🤖 AI Summary
This paper addresses two critical limitations in ESG investing: sentiment-driven pricing distortions and inadequate capture of downside risk. To this end, we propose a state-dependent momentum investment framework. Methodologically, the framework integrates ESG sentiment cycle identification, tail-risk-aware performance measures—specifically the Stable Tail-Adjusted Return Ratio (STARR) and the Rachev Ratio—and dynamically optimizes a multi-asset long-short portfolio via a finite-horizon Bellman equation. Our key contributions include: (i) empirical evidence that ESG “loser” portfolios significantly outperform “winner” portfolios during pro-ESG market regimes, revealing short-term inefficiencies induced by sentiment overheating; and (ii) the first institutional-aware, tail-robust ESG momentum paradigm. Extensive out-of-sample tests across the Russell 3000, Dow Jones Industrial Average, and major cryptocurrencies—under a two-week formation and two-week holding period—demonstrate substantially improved annualized alpha and superior tail-risk control relative to conventional momentum strategies.
📝 Abstract
This paper introduces a state-dependent momentum framework that integrates ESG regime switching with tail-risk-aware reward-risk metrics. Using a dynamic programming approach and solving a finite-horizon Bellman equation, we construct long-short momentum portfolios that adjust to changing ESG sentiment regimes. Unlike traditional momentum strategies based on historical returns, our approach incorporates the Stable Tail Adjusted Return ratio and Rachev ratio to better capture downside risk in turbulent markets.
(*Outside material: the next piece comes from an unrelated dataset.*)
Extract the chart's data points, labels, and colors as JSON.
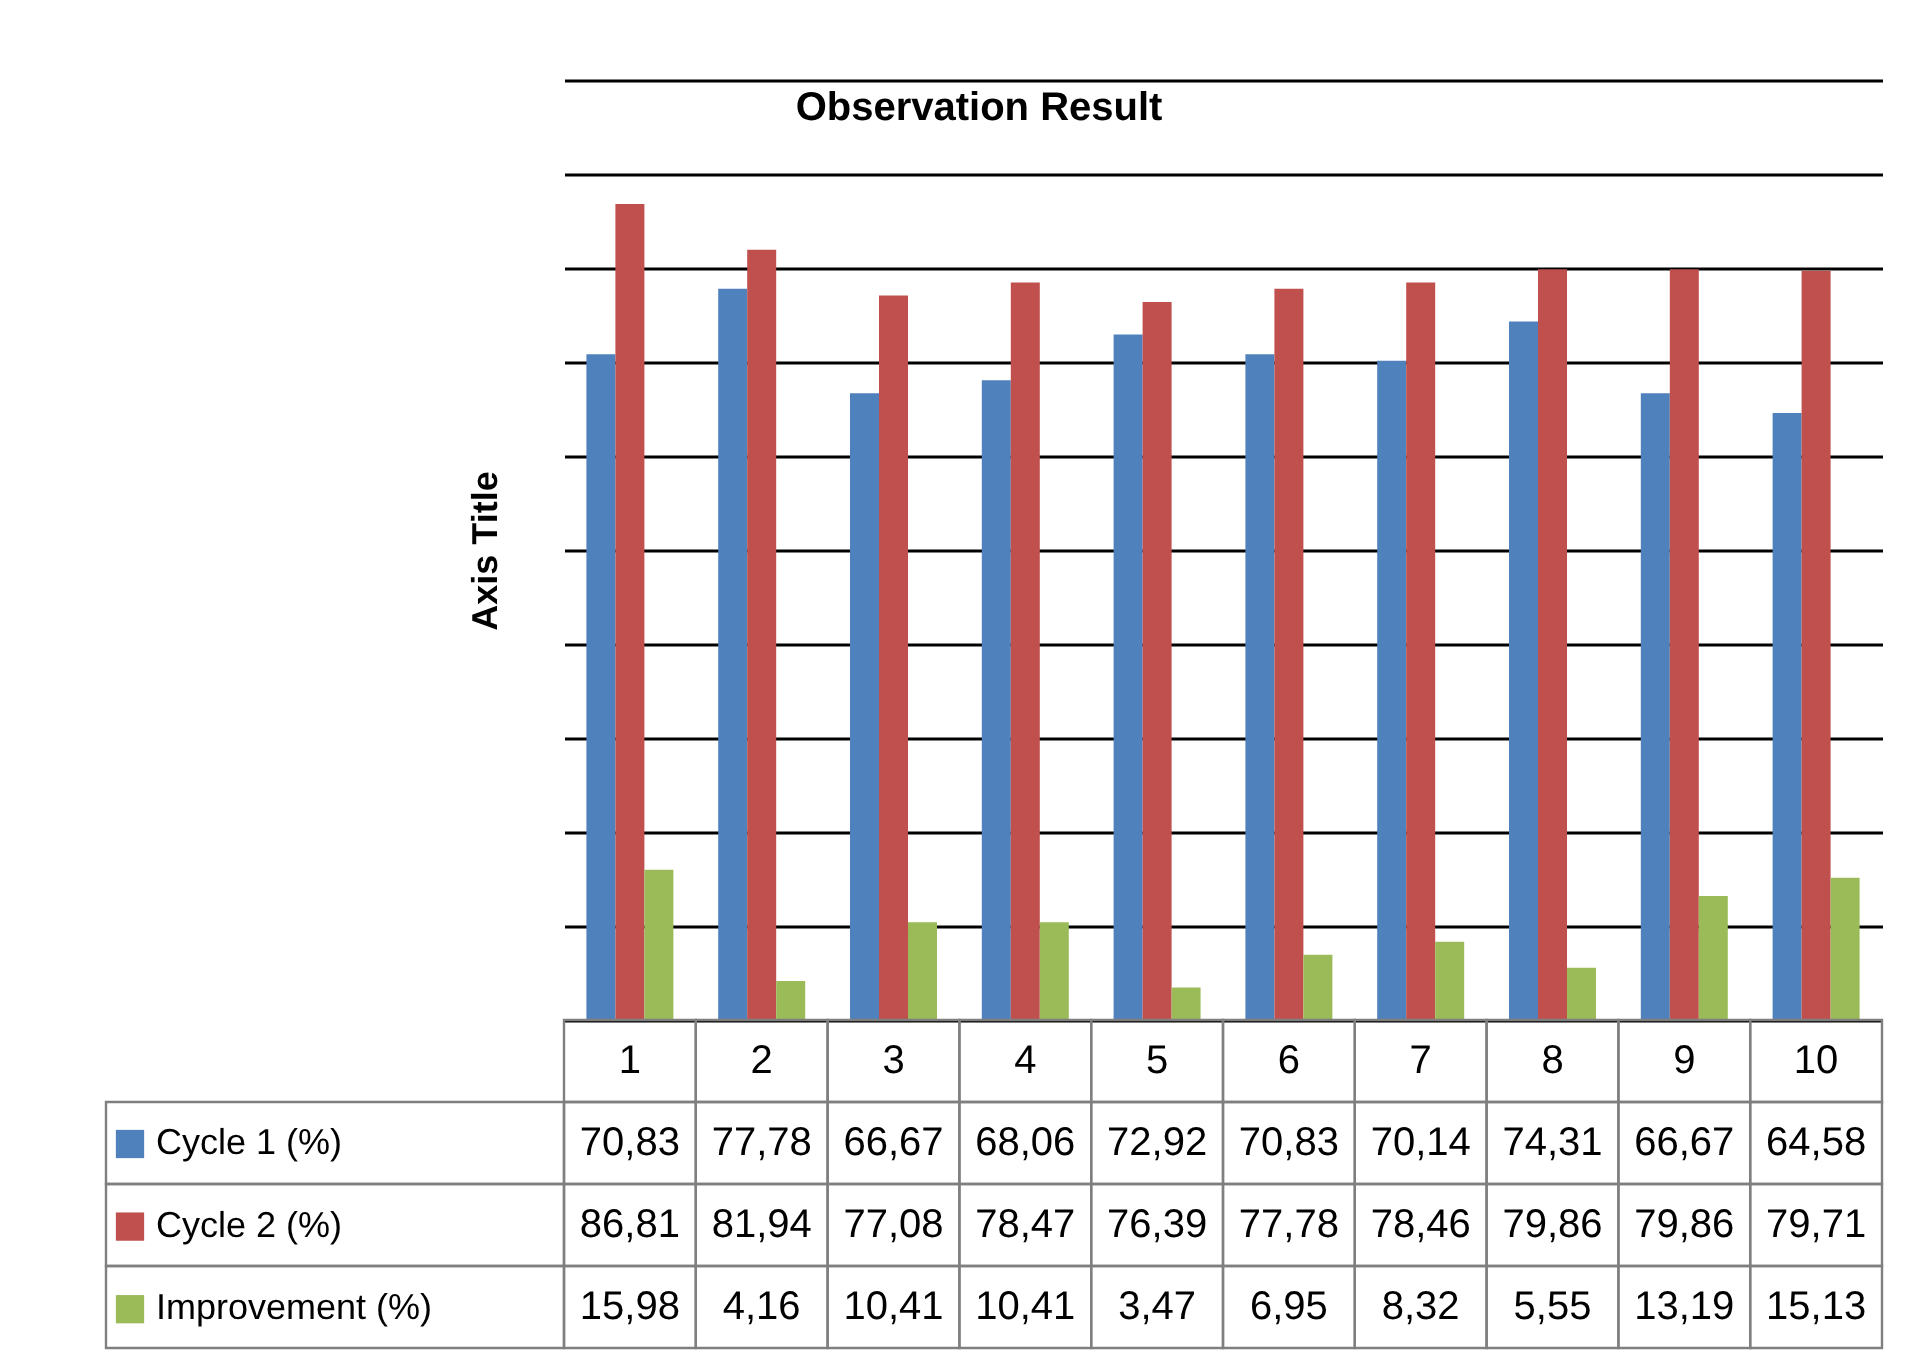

We apply this framework across three asset classes, Russell 3000 equities, Dow Jones~30 stocks, and cryptocurrencies, under both pro- and anti-ESG market regimes. We find that ESG-loser portfolios significantly outperform ESG-winner portfolios in pro-ESG regimes, a counterintuitive result suggesting that market overreaction to ESG sentiment creates short-term pricing inefficiencies. This pattern is robust across tail-sensitive performance metrics and is most pronounced under a two-week formation and holding period. Our framework highlights how ESG considerations and sentiment regimes alter return dynamics, offering practical guidance for investors seeking to implement responsive momentum strategies under sustainability constraints. These findings challenge conventional assumptions about ESG investing and underscore the importance of dynamic, regime-aware portfolio construction in environments shaped by regulatory signals, investor flows, and behavioral biases.